Im panicking. I feel as if the world is spinning,, like my mind is flooded. I know I should feel happy, I should feel like the sky is clearing up at the end of a storm, like if suddenly we magically lived in a perfect world, but no.

"you dont even understand. You don't get to tell me you like me back after all this"

"I've always liked you it just took me time to real-" and that stings it really fucking stings

"NO THATS THE THING YOU DID NOT REALIZE. CAM MADE U REALIZE. YOU DIDNT LIKE ME UP UNTIL CAM MADE IT CLEAR TO YOU. TILL HE TOLD YOU HOW MUCH I LIKED YOU. NOW IT JUST SEEMS LIKE PITY"

"I know you're upset and you're just saying things because you are mad, but if you relax a bit we can-"

"yes i'm mad, but that doesn't mean every word coming out of my mouth is a lie. Hell I even told you I liked you when I was mad. Now are you going to tell me that I was lying about that too or no, just because now it's convenient to you"

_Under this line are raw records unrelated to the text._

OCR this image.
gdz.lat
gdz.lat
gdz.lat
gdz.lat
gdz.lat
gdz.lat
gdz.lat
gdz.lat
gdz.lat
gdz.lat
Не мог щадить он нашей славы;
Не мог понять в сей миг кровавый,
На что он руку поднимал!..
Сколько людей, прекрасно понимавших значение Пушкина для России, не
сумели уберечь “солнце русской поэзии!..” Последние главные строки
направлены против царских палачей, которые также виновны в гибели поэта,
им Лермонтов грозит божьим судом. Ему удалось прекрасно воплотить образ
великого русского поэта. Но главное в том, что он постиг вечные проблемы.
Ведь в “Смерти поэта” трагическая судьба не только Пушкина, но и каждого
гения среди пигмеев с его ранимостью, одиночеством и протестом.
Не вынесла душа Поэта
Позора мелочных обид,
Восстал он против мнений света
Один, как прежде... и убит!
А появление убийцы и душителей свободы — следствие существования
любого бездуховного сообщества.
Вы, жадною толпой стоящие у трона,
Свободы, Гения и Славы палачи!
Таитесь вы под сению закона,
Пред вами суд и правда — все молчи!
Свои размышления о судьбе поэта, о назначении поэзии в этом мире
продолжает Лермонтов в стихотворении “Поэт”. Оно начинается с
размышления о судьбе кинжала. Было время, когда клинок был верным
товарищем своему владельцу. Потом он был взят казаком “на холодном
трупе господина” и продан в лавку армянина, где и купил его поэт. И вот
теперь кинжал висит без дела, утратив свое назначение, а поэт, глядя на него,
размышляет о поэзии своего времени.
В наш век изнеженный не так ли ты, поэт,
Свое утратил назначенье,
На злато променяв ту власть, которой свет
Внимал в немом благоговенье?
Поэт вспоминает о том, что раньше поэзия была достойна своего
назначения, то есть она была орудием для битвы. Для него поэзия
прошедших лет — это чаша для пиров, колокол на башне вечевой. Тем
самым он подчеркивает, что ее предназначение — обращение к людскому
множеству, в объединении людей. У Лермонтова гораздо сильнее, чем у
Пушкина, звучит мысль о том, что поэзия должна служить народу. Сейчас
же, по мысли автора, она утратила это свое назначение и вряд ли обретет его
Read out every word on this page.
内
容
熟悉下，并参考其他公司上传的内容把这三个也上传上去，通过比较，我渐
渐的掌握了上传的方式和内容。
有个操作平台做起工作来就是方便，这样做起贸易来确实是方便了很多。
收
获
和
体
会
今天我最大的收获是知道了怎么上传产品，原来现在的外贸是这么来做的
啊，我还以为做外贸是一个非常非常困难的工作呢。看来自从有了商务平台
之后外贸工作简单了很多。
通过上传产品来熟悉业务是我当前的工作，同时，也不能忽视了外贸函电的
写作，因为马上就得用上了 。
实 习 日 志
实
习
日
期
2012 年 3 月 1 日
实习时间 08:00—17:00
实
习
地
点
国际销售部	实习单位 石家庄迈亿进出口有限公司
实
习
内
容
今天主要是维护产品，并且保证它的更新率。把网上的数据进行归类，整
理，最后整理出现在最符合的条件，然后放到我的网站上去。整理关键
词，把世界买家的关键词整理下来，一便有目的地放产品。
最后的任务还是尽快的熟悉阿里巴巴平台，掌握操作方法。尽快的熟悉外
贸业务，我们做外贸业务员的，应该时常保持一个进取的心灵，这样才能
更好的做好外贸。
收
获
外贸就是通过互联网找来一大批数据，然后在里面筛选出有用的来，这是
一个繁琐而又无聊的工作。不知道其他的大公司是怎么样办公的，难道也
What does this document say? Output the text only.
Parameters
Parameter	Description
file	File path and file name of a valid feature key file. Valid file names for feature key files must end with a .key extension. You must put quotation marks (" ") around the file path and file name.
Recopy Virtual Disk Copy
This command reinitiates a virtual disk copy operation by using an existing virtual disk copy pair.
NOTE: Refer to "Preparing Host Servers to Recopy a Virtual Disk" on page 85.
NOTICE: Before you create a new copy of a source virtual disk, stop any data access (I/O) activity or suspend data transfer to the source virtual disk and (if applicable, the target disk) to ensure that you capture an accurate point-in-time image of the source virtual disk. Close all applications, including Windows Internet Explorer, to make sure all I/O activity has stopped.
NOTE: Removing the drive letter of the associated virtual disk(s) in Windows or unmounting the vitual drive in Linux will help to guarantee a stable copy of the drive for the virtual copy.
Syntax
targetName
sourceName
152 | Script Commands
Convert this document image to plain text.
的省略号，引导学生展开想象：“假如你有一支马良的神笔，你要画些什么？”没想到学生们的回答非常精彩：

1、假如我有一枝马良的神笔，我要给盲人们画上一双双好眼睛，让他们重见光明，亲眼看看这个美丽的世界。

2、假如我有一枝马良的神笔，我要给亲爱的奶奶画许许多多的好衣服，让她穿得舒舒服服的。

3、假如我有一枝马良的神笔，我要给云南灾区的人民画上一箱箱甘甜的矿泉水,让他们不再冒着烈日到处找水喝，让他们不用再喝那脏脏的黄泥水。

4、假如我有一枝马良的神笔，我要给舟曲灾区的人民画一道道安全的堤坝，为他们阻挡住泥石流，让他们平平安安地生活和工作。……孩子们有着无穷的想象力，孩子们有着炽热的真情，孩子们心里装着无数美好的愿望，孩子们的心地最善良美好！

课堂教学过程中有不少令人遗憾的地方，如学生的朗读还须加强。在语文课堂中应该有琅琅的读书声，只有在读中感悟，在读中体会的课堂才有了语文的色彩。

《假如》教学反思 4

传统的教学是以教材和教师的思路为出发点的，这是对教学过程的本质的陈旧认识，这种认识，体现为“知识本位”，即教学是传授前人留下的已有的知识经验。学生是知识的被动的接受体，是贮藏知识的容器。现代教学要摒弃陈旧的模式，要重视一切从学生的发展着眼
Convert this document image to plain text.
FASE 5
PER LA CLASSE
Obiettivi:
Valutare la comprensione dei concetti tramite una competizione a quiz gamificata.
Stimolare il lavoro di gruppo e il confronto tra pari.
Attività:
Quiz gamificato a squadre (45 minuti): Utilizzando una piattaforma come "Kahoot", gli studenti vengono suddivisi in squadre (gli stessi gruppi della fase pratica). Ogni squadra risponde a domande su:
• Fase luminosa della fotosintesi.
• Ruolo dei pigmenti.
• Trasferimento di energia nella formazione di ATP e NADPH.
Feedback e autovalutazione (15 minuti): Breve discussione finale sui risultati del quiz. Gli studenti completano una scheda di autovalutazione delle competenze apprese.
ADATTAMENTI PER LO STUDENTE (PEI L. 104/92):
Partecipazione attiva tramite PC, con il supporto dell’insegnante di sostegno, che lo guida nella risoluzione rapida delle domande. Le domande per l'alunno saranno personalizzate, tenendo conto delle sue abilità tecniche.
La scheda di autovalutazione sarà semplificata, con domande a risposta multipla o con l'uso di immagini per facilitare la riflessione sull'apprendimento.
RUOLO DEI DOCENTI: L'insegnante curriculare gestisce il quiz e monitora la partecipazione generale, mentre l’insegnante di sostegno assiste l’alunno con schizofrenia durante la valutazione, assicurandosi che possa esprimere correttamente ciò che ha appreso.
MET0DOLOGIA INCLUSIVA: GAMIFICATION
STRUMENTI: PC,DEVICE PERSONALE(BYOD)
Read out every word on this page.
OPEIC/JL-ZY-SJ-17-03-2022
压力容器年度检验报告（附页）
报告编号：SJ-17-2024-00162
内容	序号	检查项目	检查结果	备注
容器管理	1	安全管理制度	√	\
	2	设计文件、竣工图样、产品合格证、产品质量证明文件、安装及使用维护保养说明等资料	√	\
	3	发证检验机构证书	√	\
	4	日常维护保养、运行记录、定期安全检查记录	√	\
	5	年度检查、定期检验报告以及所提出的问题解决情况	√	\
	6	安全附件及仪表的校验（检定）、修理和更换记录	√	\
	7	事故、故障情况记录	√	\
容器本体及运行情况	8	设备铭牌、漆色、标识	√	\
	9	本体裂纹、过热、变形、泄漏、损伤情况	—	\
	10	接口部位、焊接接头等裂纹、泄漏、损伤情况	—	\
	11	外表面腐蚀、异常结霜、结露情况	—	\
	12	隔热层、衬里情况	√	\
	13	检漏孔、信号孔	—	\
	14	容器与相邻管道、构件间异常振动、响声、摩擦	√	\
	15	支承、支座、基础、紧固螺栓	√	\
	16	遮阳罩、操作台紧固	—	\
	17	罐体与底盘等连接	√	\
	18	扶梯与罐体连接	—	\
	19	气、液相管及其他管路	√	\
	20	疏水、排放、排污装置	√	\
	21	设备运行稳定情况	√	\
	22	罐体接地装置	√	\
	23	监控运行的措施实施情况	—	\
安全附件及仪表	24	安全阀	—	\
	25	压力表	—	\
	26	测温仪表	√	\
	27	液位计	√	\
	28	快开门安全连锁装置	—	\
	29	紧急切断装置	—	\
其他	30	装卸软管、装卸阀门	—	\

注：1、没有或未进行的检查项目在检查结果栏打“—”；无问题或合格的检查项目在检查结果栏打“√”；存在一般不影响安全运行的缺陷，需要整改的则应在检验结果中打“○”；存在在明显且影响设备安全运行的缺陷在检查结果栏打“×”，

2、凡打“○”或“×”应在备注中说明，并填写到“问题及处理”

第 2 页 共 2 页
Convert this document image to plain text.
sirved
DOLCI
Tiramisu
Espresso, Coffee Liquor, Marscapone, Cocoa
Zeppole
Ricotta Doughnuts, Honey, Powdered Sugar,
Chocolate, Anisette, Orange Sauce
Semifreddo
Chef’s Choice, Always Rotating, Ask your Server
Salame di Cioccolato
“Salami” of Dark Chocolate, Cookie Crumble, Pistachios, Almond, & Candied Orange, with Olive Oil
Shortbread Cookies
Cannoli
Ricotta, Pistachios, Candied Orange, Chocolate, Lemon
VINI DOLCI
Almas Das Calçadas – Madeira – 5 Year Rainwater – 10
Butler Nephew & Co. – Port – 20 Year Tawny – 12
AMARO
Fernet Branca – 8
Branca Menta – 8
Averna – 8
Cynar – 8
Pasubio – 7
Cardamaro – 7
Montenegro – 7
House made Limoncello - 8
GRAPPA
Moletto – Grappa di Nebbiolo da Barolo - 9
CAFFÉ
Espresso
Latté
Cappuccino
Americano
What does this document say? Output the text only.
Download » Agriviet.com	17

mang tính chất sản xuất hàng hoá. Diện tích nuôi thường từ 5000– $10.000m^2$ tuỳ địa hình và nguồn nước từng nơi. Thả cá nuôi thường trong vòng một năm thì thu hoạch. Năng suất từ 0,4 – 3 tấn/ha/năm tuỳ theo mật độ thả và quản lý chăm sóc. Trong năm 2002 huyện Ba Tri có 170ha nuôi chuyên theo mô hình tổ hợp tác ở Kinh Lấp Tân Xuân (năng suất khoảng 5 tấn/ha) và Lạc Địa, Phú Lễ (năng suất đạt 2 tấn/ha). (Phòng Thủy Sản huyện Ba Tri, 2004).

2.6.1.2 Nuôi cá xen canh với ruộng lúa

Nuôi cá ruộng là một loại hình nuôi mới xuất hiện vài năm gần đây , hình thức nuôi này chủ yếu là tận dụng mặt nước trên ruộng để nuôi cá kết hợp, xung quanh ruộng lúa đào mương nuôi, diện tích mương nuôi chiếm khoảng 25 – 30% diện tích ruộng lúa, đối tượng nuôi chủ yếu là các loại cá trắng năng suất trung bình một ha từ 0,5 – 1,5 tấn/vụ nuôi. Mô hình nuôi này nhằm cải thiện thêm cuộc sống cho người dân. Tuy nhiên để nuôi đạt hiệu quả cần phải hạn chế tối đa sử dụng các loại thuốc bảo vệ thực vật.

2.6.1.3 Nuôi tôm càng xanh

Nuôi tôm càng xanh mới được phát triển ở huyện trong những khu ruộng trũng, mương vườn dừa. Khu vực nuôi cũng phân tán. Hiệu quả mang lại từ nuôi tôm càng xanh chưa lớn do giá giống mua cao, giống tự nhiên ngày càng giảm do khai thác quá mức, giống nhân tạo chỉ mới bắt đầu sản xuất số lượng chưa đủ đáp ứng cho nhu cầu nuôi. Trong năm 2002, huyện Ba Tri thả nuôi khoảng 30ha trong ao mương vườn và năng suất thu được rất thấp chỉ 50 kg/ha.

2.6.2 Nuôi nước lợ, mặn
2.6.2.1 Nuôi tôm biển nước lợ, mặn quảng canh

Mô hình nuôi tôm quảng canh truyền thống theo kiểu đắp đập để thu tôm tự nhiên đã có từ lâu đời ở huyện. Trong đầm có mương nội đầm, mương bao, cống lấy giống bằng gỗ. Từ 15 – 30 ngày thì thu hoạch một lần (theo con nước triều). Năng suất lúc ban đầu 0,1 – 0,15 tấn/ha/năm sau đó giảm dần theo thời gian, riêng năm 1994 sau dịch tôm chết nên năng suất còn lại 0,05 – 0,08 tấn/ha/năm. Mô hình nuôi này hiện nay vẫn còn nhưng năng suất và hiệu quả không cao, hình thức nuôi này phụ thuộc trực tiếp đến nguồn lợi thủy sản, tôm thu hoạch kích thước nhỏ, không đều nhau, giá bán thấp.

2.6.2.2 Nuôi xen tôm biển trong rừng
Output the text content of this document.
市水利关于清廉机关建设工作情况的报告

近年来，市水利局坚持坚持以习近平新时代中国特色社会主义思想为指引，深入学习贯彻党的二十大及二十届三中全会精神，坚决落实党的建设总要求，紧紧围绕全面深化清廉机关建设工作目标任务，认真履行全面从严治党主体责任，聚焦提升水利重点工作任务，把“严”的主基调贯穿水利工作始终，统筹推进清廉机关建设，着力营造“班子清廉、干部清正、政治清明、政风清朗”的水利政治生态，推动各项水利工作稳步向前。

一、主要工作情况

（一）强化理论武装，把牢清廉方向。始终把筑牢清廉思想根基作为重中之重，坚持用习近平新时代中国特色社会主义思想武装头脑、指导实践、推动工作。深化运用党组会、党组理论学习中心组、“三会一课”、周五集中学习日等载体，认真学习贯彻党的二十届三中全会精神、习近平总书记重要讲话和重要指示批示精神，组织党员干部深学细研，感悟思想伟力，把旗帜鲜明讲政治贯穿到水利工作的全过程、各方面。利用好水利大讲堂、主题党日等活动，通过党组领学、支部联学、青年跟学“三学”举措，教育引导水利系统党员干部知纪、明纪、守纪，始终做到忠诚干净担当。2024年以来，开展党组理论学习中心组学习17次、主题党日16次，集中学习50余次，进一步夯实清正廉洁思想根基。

"i didnt meant that I just meant tha-"

"I- I cant do this. Just- just don't look for me, don't ask for me, and don't expect me to come back; I'm sorry" so I run to my car. I can hear foosteps behind, but turning back will only slow me down. I'm inside the only place that is truly mine and they call my name from a few steps away from my car and now it doesn't hurt to turn around. I feel the tears in my eyes again and I would call myself a crybaby, but not now, not when crying is rational, when its the only thing helping me stay grounded. For one final time I look into their eyes and can see that they as well have forming tears. And those eyes, those once beautiful eyes that shined brighter than evangeline herself, now seemed nothing more than just another old pair.